When I was a kid, we went to Canberra on a school excursion. We explored the Australian War Memorial, we ogled the Carillion, we slept in cheap hotel rooms at night … it was AWESOME. At least, I thought it was, until I heard that year 5 and 6 students at Lindfield Primary School in Sydney went to the US Space and Rocket Center in Alabama to allow them "to go beyond the school curriculum and develop scientific skills related to space, as well as a personal skill set associated with experiental learning".
Hello? Has the world gone mad?
The price tag for each student was $5000. Imagine adding that to your term account?
I can't. If anyone is going on a $5000 holiday with my hard-earned cash it will be me.
And it's not just because I'm selfish. I don't believe children need to leave the country to be enriched. There's plenty of time for that sort of malarkey later in life. It's called "gap year" and it's paid for by your child getting a part-time job while they're studying at high school.
OK confession time: I've been burned by personal experience. I made the mistake of paying a kings' ransom for my kids – aged five and 8 – to enjoy some "experiental learning" in Europe two years ago. A dear friend had moved to Spain and I missed her desperately, so I packed up our whole family for a 24-hour flight to visit her new home.
We explored ruined castles, we ate paella at dusk on stony beaches, we dodged sparks at fireworks-filled street fiestas. It sounds magical – and it was – but you know what? The bit the kids enjoyed most was swimming in the hotel pool. That's what they excitedly told everyone who asked them. They could have splashed in a friend's backyard pool for nothing and been just as satisfied.
I'd have also had a $10,000 lower mortgage.
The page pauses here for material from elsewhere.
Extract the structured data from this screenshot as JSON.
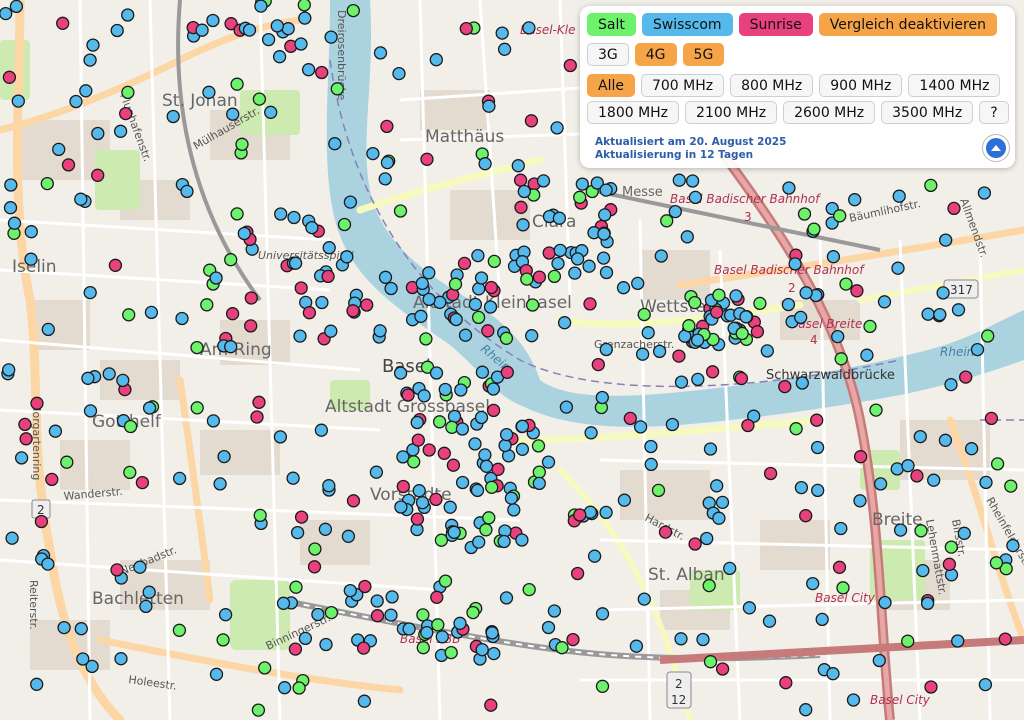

I'm not sure how I'll handle it when the kids get to high school. I went on a ski trip to Jindabyne in year 11, but teenagers these days fly everywhere from Italy to France, Japan, Indonesia, Israel and China.
And it's not just the ones at private schools. My neighbour tells me the ancient history students at our local high school go to Greece to explore ancient ruins. WTF?
Where does all the money come from? Apparently parents are expected to cough it up or fundraisers are held.
Call me old-fashioned, but I'd really prefer those fundraising efforts to go towards equipment for the schools or those in need in the local community. OK, I'd probably come at the school band getting the chance to perform in an international competition. But a plain old school excursion? No, I'm not buying that raffle ticket.
What do you think about international school excursions?